INSERT ‘BELOVED COMMUNITY’ YOUTUBE CLIP OF DR KING:


Christ Jesus maintained a more functional system for faith living that openly redressed longstanding social and cultural inequities. Christ’s love inverted social caste by honing the conviction of ordinary women and men, reordering the powers of society from the bottom up. Jesus’ answer to the rich ruler in Luke 18 was as upsetting to the political elites of Rome I as Dr. King’s reply in his Letter From A Birmingham Jail was upsetting to the religious elites of Rome II. The cross section of the Resurrection of Christ and the assassination of King this year clarifies for the Church that socio-economic privilege and ritualistic observance of religious custom falls interminably short of the Cross not only this Easter, but every Easter.


Dr.

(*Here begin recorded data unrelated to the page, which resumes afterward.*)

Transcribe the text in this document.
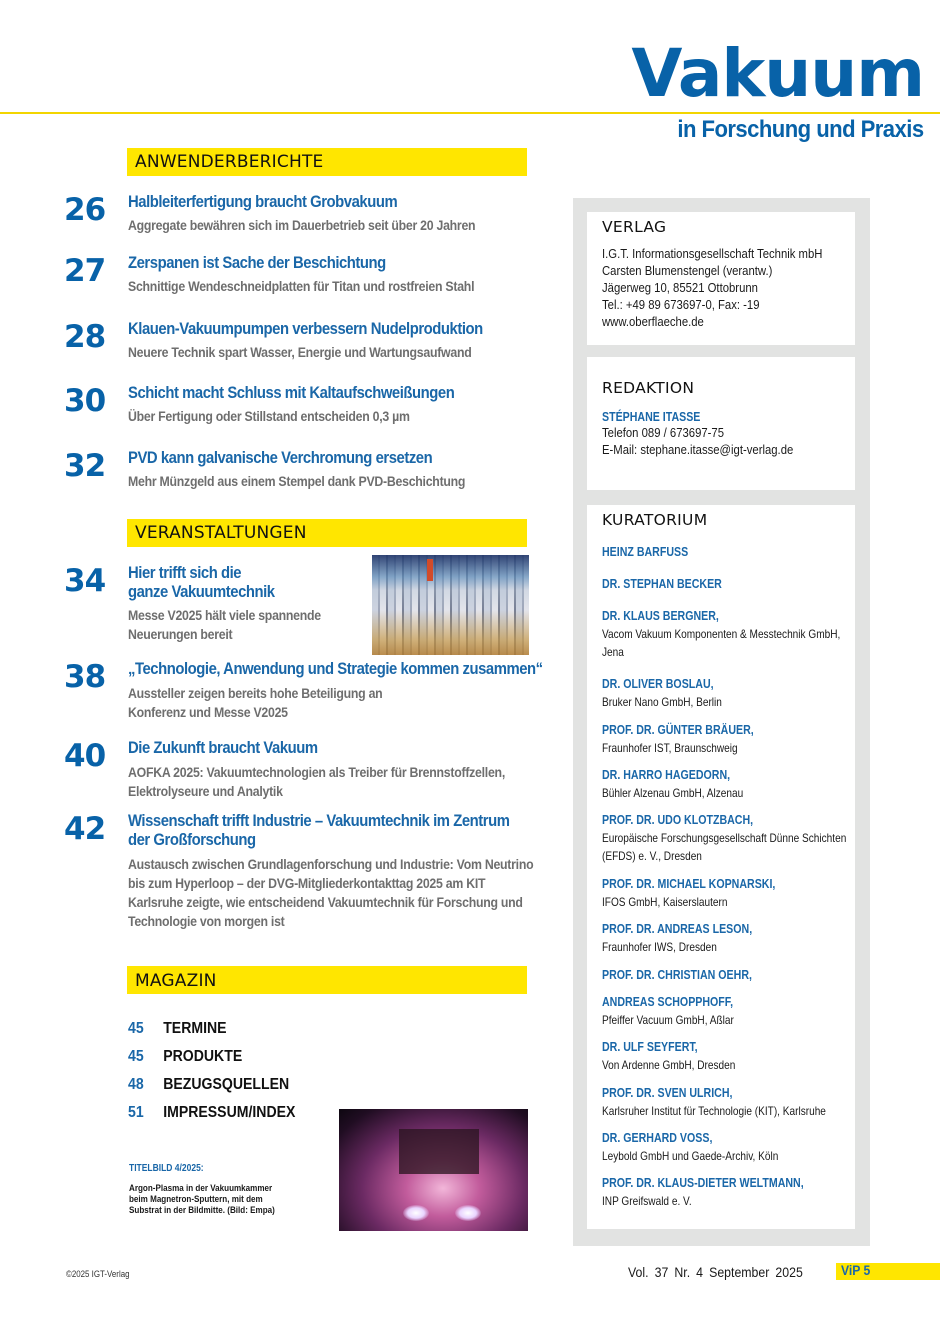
Vakuum
in Forschung und Praxis
ANWENDERBERICHTE
26 Halbleiterfertigung braucht Grobvakuum
Aggregate bewähren sich im Dauerbetrieb seit über 20 Jahren
27 Zerspanen ist Sache der Beschichtung
Schnittige Wendeschneidplatten für Titan und rostfreien Stahl
28 Klauen-Vakuumpumpen verbessern Nudelproduktion
Neuere Technik spart Wasser, Energie und Wartungsaufwand
30 Schicht macht Schluss mit Kaltaufschweißungen
Über Fertigung oder Stillstand entscheiden 0,3 µm
32 PVD kann galvanische Verchromung ersetzen
Mehr Münzgeld aus einem Stempel dank PVD-Beschichtung
VERANSTALTUNGEN
34 Hier trifft sich die
ganze Vakuumtechnik
Messe V2025 hält viele spannende
Neuerungen bereit
38 „Technologie, Anwendung und Strategie kommen zusammen“
Aussteller zeigen bereits hohe Beteiligung an
Konferenz und Messe V2025
40 Die Zukunft braucht Vakuum
AOFKA 2025: Vakuumtechnologien als Treiber für Brennstoffzellen,
Elektrolyseure und Analytik
42 Wissenschaft trifft Industrie – Vakuumtechnik im Zentrum
der Großforschung
Austausch zwischen Grundlagenforschung und Industrie: Vom Neutrino
bis zum Hyperloop – der DVG-Mitgliederkontakttag 2025 am KIT
Karlsruhe zeigte, wie entscheidend Vakuumtechnik für Forschung und
Technologie von morgen ist
MAGAZIN
45 TERMINE
45 PRODUKTE
48 BEZUGSQUELLEN
51 IMPRESSUM/INDEX
TITELBILD 4/2025:
Argon-Plasma in der Vakuumkammer
beim Magnetron-Sputtern, mit dem
Substrat in der Bildmitte. (Bild: Empa)
VERLAG
I.G.T. Informationsgesellschaft Technik mbH
Carsten Blumenstengel (verantw.)
Jägerweg 10, 85521 Ottobrunn
Tel.: +49 89 673697-0, Fax: -19
www.oberflaeche.de
REDAKTION
STÉPHANE ITASSE
Telefon 089 / 673697-75
E-Mail: stephane.itasse@igt-verlag.de
KURATORIUM
HEINZ BARFUSS
DR. STEPHAN BECKER
DR. KLAUS BERGNER,
Vacom Vakuum Komponenten & Messtechnik GmbH,
Jena
DR. OLIVER BOSLAU,
Bruker Nano GmbH, Berlin
PROF. DR. GÜNTER BRÄUER,
Fraunhofer IST, Braunschweig
DR. HARRO HAGEDORN,
Bühler Alzenau GmbH, Alzenau
PROF. DR. UDO KLOTZBACH,
Europäische Forschungsgesellschaft Dünne Schichten
(EFDS) e. V., Dresden
PROF. DR. MICHAEL KOPNARSKI,
IFOS GmbH, Kaiserslautern
PROF. DR. ANDREAS LESON,
Fraunhofer IWS, Dresden
PROF. DR. CHRISTIAN OEHR,
ANDREAS SCHOPPHOFF,
Pfeiffer Vacuum GmbH, Aßlar
DR. ULF SEYFERT,
Von Ardenne GmbH, Dresden
PROF. DR. SVEN ULRICH,
Karlsruher Institut für Technologie (KIT), Karlsruhe
DR. GERHARD VOSS,
Leybold GmbH und Gaede-Archiv, Köln
PROF. DR. KLAUS-DIETER WELTMANN,
INP Greifswald e. V.
©2025 IGT-Verlag	Vol. 37 Nr. 4 September 2025	ViP 5
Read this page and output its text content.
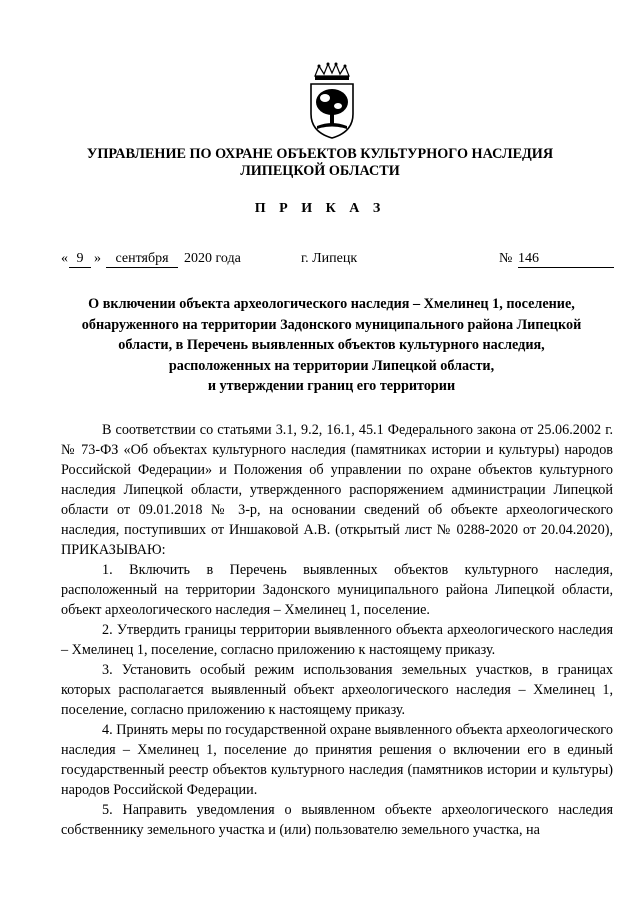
УПРАВЛЕНИЕ ПО ОХРАНЕ ОБЪЕКТОВ КУЛЬТУРНОГО НАСЛЕДИЯ
ЛИПЕЦКОЙ ОБЛАСТИ
П Р И К А З
« 9 »	сентября	2020 года	г. Липецк	№ 146
О включении объекта археологического наследия – Хмелинец 1, поселение,
обнаруженного на территории Задонского муниципального района Липецкой
области, в Перечень выявленных объектов культурного наследия,
расположенных на территории Липецкой области,
и утверждении границ его территории

В соответствии со статьями 3.1, 9.2, 16.1, 45.1 Федерального закона от 25.06.2002 г. № 73-ФЗ «Об объектах культурного наследия (памятниках истории и культуры) народов Российской Федерации» и Положения об управлении по охране объектов культурного наследия Липецкой области, утвержденного распоряжением администрации Липецкой области от 09.01.2018 № 3-р, на основании сведений об объекте археологического наследия, поступивших от Иншаковой А.В. (открытый лист № 0288-2020 от 20.04.2020), ПРИКАЗЫВАЮ:

1. Включить в Перечень выявленных объектов культурного наследия, расположенный на территории Задонского муниципального района Липецкой области, объект археологического наследия – Хмелинец 1, поселение.

2. Утвердить границы территории выявленного объекта археологического наследия – Хмелинец 1, поселение, согласно приложению к настоящему приказу.

3. Установить особый режим использования земельных участков, в границах которых располагается выявленный объект археологического наследия – Хмелинец 1, поселение, согласно приложению к настоящему приказу.

4. Принять меры по государственной охране выявленного объекта археологического наследия – Хмелинец 1, поселение до принятия решения о включении его в единый государственный реестр объектов культурного наследия (памятников истории и культуры) народов Российской Федерации.

5. Направить уведомления о выявленном объекте археологического наследия собственнику земельного участка и (или) пользователю земельного участка, на
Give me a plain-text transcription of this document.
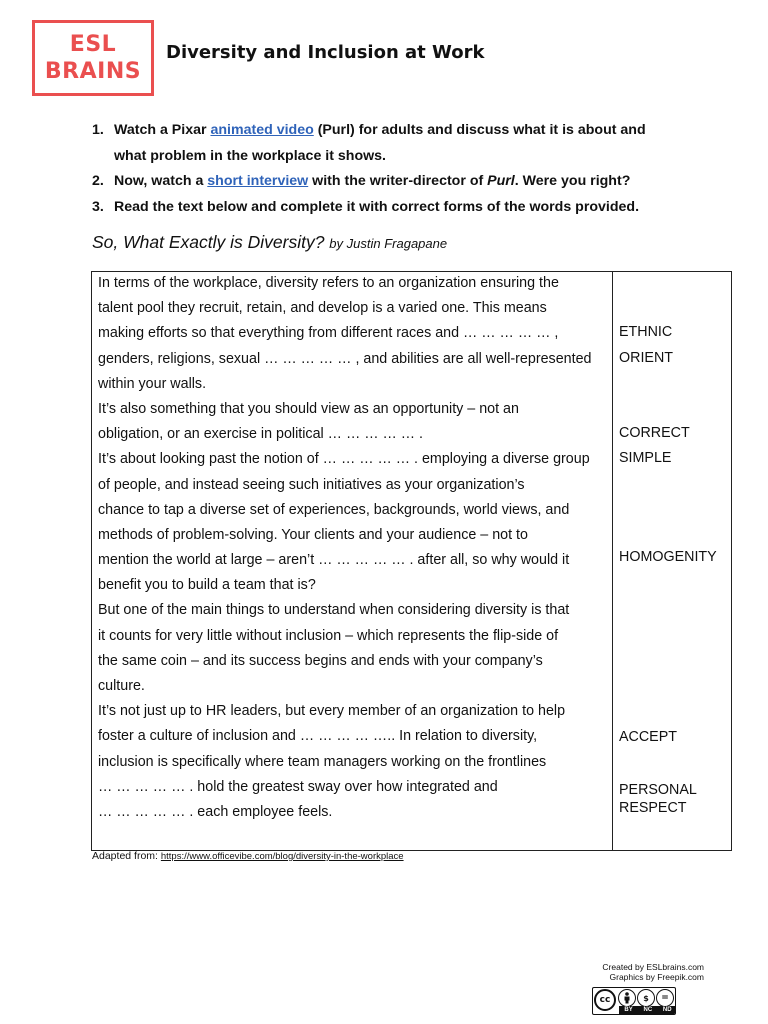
ESL
BRAINS
Diversity and Inclusion at Work
1. Watch a Pixar animated video (Purl) for adults and discuss what it is about and
what problem in the workplace it shows.
2. Now, watch a short interview with the writer-director of Purl. Were you right?
3. Read the text below and complete it with correct forms of the words provided.
So, What Exactly is Diversity? by Justin Fragapane
In terms of the workplace, diversity refers to an organization ensuring the
talent pool they recruit, retain, and develop is a varied one. This means
making efforts so that everything from different races and … … … … … ,
genders, religions, sexual … … … … … , and abilities are all well-represented
within your walls.
It’s also something that you should view as an opportunity – not an
obligation, or an exercise in political … … … … … .
It’s about looking past the notion of … … … … … . employing a diverse group
of people, and instead seeing such initiatives as your organization’s
chance to tap a diverse set of experiences, backgrounds, world views, and
methods of problem-solving. Your clients and your audience – not to
mention the world at large – aren’t … … … … … . after all, so why would it
benefit you to build a team that is?
But one of the main things to understand when considering diversity is that
it counts for very little without inclusion – which represents the flip-side of
the same coin – and its success begins and ends with your company’s
culture.
It’s not just up to HR leaders, but every member of an organization to help
foster a culture of inclusion and … … … … ….. In relation to diversity,
inclusion is specifically where team managers working on the frontlines
… … … … … . hold the greatest sway over how integrated and
… … … … … . each employee feels.
ETHNIC
ORIENT
CORRECT
SIMPLE
HOMOGENITY
ACCEPT
PERSONAL
RESPECT
Adapted from: https://www.officevibe.com/blog/diversity-in-the-workplace
Created by ESLbrains.com
Graphics by Freepik.com
cc	$	=
BY NC ND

King’s assent to structural & institutional righteousness set him at permanent odds with the United States federal government, the second imperial Rome. Interviews towards the end of King’s life display his moral clarity that a sentimental Beloved Community largely strengthened the coffers of the world’s greatest purveyors of violence. Desegregation compelled Blacks, and all God’s children, to integrate into the burning house of American imperialism and perpetual war. Dr. King’s 1967 opposition to the War in Vietnam thrust many Civil Rights advocates into the uncomfortable position of situating the Black political struggle for Civil rights protection with The Great Commandment to love the Lord thy God with all your heart, all your mind, all your soul and all your strength; and to love your neighbor as you love yourself (Mark 12).





As opposed to taking up the dream of the slain civil rights leader or the cross of servant savior, today’s religious public appropriates public images or quotations from Christ Jesus or Dr. King as standard operating procedure for securing widespread public support for the policies or products being endorsed by corporations, individual personalities, or government agencies. Christendom’s assuaging of its moral guilt for promulgating false images of Jesus everywhere from Notre Dame football to the January 6th white-nationalist insurrection continues to empty Christian rituals of their cleansing power to redress social inequity and top-down power abuses.


For this year at least, celebrating the Resurrection of Christ is synonymous with observing the death of King. The timely combination of Christianity’s two prophetic leaders is a harbinger to the moral decadence gripping the second imperial Rome. The call for the Church to reclaim its birthright for declaring the Kingdom of Heaven is most apparent in the year in which we must reckon for the 53rd time why a minister of peace is gunned down in the midst of organizing living wages for sanitation workers on the same day we worship the risen savior’s triumph over death.


The deafening tide of historical amnesia is encouraging many Christians today to “turn the page” or “move on” from a half-decade of draconian immigration policy, state-sanctioned murder of Black children, women & men & the economic stratifications that precipitated the simultaneous pandemics of impoverishment, patriarchy & COVID-19. The false moral narratives governing legalized voting restrictions, statewide abortion bans, asylum detention and anti-union messaging in the name of civil liberties is the context for the Holy Church must proclaim a new gospel. Adding insult to injury is the reality that much of the fundamentalist agenda promulgates from mass appropriations of the image and scripture of Jesus and increasingly the words of Dr. King.


After arriving unto the coasts of Caesarea Philippi, Jesus asked the question that Dr. King saw fit to join in on this Easter: Who do you say I am?